Niehaus has long been interested in the concept, which forms the basis of his solo show (through Aug. 24) at Retrospective Gallery in Hudson, N.Y. The “Lights Out” series comprises eight 40-by-60-inch high-resolution C-prints showing dimmed luxury car interiors cast in a foreboding red hue. Also featured is a piece from the artist’s “Body Assembly” video series, which documents a production process dominated by large industrial robots, captured at both Rex 2013-International Robot Exhibition in Tokyo and FANUC in Oshino, Japan. Together, the works detail the changing visual language of contemporary automated manufacturing and examine the shifting role of labor in the production of consumer goods.
Niehaus talked to A.i.A. in person and via e-mail about his interest in extreme automation, its similarity to aspects of artistic production today and the changing visual landscape of the factory.
LOUIS DOULAS How long have you been researching “lights out” manufacturing? What interested you at first?
WYATT NIEHAUS I started this research about a year ago. Initially, I was predominantly interested in the terminology and how provocative and illustrative it was. The contemporary factory floor is becoming more and more mysterious as technologies advance and human workers are a less vital part of day-to-day production. Registering the visual appearance of facilities that might soon go entirely unseen became a very compelling task to me.
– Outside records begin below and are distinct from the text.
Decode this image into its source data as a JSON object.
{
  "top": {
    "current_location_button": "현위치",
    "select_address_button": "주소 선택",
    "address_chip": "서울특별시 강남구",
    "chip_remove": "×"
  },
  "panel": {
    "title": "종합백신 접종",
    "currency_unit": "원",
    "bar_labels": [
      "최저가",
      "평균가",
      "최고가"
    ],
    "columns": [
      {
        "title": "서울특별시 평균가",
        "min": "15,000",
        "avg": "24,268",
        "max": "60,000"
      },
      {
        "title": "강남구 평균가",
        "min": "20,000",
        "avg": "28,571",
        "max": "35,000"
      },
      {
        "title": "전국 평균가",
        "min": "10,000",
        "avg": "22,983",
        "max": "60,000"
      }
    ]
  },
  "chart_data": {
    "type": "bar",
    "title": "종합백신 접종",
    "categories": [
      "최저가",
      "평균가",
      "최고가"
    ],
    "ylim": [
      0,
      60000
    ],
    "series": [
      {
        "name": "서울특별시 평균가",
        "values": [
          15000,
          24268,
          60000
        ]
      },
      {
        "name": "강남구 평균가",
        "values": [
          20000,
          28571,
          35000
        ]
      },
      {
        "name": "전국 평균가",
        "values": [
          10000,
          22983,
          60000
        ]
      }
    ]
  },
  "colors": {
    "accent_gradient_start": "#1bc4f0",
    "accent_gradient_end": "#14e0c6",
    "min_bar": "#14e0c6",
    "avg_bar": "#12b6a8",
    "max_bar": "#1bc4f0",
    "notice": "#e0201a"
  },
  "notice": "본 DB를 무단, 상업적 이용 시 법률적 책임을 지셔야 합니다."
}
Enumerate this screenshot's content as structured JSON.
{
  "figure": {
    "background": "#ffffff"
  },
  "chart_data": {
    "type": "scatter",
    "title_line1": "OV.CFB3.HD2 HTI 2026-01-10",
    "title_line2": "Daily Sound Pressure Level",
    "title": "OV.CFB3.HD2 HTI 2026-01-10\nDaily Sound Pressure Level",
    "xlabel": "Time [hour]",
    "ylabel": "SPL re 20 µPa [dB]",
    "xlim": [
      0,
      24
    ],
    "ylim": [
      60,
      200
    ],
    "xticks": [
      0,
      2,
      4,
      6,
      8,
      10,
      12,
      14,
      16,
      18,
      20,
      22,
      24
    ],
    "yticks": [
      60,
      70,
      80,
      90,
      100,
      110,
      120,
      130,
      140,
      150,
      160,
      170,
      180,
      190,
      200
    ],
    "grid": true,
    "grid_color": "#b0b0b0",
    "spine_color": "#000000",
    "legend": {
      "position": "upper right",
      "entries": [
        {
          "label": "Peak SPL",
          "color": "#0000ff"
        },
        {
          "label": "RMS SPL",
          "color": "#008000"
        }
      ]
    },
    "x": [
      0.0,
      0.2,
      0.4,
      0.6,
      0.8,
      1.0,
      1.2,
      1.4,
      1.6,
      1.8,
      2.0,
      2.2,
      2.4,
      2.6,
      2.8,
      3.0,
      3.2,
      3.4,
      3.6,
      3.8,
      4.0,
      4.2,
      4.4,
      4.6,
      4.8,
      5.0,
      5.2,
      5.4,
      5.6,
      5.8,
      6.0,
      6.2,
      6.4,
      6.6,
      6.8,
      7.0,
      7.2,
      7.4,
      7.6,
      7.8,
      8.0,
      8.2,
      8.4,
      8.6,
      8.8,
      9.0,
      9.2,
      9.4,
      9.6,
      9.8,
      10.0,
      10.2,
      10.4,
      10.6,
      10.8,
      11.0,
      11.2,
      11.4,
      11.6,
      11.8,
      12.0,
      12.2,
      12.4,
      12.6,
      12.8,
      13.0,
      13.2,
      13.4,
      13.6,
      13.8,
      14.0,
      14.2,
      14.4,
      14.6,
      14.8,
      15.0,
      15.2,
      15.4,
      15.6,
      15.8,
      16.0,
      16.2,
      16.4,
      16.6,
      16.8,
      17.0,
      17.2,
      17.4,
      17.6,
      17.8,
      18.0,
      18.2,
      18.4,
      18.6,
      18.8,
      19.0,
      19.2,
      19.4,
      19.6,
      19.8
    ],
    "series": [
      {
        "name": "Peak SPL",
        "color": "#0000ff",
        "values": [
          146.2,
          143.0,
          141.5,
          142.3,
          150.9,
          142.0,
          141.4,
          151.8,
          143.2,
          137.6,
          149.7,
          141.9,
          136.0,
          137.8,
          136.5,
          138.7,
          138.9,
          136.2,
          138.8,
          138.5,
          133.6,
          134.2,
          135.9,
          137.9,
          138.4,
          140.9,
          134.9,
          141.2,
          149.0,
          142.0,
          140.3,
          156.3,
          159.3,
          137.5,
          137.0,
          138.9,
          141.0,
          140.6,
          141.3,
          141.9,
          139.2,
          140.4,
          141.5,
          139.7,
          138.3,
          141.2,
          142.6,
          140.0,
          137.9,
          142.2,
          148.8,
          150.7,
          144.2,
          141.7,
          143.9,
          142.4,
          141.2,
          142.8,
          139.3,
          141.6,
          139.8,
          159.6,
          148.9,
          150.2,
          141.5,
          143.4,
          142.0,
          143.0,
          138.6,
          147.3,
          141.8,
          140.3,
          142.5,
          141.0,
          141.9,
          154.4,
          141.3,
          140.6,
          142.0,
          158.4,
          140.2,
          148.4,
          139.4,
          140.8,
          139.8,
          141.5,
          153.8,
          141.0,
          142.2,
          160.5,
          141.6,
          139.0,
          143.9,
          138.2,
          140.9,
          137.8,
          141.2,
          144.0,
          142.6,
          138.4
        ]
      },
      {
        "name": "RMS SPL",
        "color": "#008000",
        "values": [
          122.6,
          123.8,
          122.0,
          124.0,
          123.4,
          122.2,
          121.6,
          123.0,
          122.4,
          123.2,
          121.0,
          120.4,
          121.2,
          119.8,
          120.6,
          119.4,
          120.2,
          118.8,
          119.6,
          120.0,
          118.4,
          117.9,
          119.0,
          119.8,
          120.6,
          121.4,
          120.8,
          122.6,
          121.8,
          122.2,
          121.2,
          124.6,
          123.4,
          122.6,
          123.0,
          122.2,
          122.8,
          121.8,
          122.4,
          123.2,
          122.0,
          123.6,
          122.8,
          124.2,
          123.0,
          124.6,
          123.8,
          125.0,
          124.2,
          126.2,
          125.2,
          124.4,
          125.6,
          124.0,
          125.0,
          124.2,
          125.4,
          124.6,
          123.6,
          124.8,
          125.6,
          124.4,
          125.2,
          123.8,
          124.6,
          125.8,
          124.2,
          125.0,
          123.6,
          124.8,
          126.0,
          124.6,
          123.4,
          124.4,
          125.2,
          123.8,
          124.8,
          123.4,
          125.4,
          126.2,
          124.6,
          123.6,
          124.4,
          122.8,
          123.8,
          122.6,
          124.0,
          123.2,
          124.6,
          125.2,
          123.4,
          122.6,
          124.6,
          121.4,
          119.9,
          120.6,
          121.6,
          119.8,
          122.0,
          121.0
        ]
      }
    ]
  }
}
DOULAS Do you think these concerns and concepts warrant a comparison to artistic production today?
NIEHAUS I think both the factory as a space and the studio as a space are slipping from popular consciousness as centralized locations of production. Whether producing a car or an artwork, these sites are becoming less concrete, recallable places. I’m interested in sustaining a long-term discussion about both while still accepting that large-scale automation is an inevitability.
DOULAS Producing the “Body Assembly” videos involved going to film the machines in various manufacturing plants, showrooms and convention centers around Japan. How important for you was it to actually be on-site, collecting original footage?
NIEHAUS There was a specific aesthetic—the fetishized, sleek look of this new, highly automated method of production—I wanted to capture that the majority of the existing footage didn’t have. I shot my own footage at a few separate companies, though the one that features most prominently in the video works is a company called Fanuc, based in Oshino. They have a very intense visual brand and corporate culture that I was fascinated by. My favorite examples, recounted in Eric H. Kessler and Diana J. Wong-mingji’s 2009 book Cultural Mythology and Global Leadership, is the company’s use of both a Keyaki tree and a clock running at 10 times the pace of normal clocks. The Keyaki tree is extremely common in Japan, and the company’s founder views it as a metaphor for strong, stable leadership and company growth. The accelerated clocks are strategically placed in the research facilities, in order to motivate employees to move and work at the quickest pace possible.
DOULAS The only sounds in the video are those of the machines themselves. It’s mesmerizing. Was this a tactic employed to sidestep the stylistic rut of art-qua-documentary?
NIEHAUS I think that one of the more traditionally human things about historical notions of the factory is the way that sound exists in the space. There are loud, disorderly clanking noises, muddled shouting, etc. One thing that became immediately clear to me when researching entirely automated factories is that all sound in these factories would be programmatic and cyclical. The aural experience of the space would be looping and droning-inherently systematic. So that felt like one of the most jarring indications of the lack of human presence, and was something that I immediately tried to represent in the video.
There are certain artists, like Harun Farocki and Lucy Raven, who have embraced the documentary style without formalizing it within a journalistic structure—capturing the immediacy and contemporaneity of a subject while allowing for a wide breadth of interpretation of the content placed in front of the audience. Working in this way operates more as an expansion than a circumvention of the documentary style.